Exercise testing in the evaluation of patients at high risk for complications from lung resection.

Exercise testing was performed on 37 patients with resectable lung lesions who were deemed inoperable because of any of the following risk factors: (1) FEV1 less than or equal to 40 percent of predicted; (2) radionuclide calculated postlobectomy FEV1 less than or equal to 33 percent of predicted; or (3) arterial PCO2 greater than or equal to 45 mm Hg. The patients who reached a peak level of oxygen consumption during exercise (VO2Peak) of greater than or equal to 15 ml/kg/min were offered surgical treatment. Patients with a VO2Peak of less than 15 ml/kg/min were referred for nonsurgical management and excluded from the study. Eight patients underwent lung resection. Their pulmonary function revealed a severe obstructive lung defect with a group mean predicted FEV1 of 40 +/- 6 percent, an FEV1/FVC ratio of 47 +/- 10, a radionuclide calculated postlobectomy FEV1 of 31 +/- 4 percent, and a mean arterial PCO2 of 44 +/- 6 mm Hg.

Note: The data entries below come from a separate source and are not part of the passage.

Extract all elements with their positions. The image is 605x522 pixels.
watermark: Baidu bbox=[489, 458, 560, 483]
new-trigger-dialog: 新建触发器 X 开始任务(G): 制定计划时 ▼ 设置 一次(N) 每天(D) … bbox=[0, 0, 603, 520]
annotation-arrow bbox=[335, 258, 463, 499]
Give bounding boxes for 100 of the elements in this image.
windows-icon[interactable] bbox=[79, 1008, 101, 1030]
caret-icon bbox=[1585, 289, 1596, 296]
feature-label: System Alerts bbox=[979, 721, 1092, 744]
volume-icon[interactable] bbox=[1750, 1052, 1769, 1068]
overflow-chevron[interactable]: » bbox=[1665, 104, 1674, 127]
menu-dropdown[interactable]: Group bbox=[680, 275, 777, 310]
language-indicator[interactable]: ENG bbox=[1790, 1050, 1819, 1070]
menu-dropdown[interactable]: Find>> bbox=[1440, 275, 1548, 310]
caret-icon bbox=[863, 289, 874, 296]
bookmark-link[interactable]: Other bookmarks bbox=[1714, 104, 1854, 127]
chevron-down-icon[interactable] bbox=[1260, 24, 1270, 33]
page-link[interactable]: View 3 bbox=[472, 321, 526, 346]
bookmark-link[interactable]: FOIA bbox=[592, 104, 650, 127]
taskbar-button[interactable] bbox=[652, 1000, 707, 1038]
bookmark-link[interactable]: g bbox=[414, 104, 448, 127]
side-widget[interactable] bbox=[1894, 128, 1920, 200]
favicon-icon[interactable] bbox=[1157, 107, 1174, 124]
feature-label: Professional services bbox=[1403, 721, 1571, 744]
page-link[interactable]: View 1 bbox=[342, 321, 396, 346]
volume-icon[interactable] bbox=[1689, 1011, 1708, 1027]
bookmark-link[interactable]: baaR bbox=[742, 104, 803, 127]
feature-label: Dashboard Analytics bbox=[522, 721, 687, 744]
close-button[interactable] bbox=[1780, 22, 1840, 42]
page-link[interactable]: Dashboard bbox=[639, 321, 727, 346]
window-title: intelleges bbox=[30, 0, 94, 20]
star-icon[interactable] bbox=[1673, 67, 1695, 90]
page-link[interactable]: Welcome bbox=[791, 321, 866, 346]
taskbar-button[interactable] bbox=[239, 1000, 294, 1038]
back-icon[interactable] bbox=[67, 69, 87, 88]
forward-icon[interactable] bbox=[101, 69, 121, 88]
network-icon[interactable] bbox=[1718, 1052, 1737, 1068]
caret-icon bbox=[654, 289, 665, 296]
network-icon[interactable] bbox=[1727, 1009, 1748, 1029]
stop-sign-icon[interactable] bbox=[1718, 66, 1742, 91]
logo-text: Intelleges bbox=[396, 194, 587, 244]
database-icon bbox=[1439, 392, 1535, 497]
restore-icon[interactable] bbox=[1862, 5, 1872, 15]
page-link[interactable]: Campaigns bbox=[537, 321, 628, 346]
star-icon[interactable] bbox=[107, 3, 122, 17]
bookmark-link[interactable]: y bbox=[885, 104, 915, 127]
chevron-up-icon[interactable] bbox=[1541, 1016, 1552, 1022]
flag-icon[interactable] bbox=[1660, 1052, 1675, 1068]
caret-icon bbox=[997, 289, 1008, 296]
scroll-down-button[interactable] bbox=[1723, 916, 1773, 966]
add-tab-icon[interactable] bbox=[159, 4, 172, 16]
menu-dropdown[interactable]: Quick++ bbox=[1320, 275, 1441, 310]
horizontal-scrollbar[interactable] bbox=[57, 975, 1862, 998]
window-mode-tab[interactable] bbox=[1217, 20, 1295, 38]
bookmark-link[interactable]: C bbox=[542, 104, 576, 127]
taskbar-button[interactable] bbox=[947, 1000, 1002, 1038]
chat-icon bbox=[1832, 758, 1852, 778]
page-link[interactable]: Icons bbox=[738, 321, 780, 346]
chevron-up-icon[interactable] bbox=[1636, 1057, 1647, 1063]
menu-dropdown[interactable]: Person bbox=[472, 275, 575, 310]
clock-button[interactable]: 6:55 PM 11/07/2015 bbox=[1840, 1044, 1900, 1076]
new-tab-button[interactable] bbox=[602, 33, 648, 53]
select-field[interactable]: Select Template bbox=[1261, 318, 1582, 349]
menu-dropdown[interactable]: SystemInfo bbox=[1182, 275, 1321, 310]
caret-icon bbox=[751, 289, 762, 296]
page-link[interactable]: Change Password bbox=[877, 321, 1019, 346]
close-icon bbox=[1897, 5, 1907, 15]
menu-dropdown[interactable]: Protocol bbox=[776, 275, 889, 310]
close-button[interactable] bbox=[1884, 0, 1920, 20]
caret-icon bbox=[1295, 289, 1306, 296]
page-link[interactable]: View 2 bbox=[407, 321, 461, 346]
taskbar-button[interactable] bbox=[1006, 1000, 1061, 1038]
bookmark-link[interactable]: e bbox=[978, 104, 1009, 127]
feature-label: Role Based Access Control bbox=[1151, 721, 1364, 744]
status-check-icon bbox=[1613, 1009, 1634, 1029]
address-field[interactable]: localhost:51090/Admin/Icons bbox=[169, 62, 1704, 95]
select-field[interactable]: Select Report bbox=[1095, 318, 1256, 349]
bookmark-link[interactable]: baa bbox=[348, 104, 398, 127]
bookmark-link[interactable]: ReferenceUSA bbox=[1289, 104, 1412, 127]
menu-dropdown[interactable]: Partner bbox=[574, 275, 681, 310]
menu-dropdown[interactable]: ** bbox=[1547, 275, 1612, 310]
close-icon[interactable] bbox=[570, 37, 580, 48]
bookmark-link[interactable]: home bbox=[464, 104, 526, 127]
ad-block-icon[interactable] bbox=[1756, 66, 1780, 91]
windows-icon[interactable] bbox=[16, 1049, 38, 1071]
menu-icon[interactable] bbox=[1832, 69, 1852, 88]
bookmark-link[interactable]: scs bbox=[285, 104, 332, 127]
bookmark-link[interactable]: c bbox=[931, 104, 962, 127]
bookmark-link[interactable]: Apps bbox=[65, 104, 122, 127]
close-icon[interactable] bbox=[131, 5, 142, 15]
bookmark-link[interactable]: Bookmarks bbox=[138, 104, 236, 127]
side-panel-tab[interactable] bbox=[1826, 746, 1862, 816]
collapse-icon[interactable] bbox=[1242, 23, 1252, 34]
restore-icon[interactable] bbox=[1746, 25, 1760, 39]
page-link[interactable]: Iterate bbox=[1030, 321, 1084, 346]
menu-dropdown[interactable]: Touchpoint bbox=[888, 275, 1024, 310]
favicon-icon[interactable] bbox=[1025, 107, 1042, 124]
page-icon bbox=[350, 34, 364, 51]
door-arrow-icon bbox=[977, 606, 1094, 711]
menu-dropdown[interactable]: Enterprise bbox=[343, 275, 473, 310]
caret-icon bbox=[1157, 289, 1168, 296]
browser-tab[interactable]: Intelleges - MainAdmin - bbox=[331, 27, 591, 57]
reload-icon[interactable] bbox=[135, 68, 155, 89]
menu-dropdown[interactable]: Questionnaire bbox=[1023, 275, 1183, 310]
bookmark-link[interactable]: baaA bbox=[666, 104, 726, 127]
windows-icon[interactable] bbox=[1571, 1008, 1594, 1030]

No relationship was found between each patient's exercise performance and spirometric function. Six of the patients had an uncomplicated postoperative course. Two patients had complications but no patient died as a result of surgery or postoperative complications. All patients were discharged from the hospital within 22 days (mean = 9.8 days). We conclude that exercise testing is a useful complement to conventional cardiopulmonary evaluation used in selecting patients for lung resection.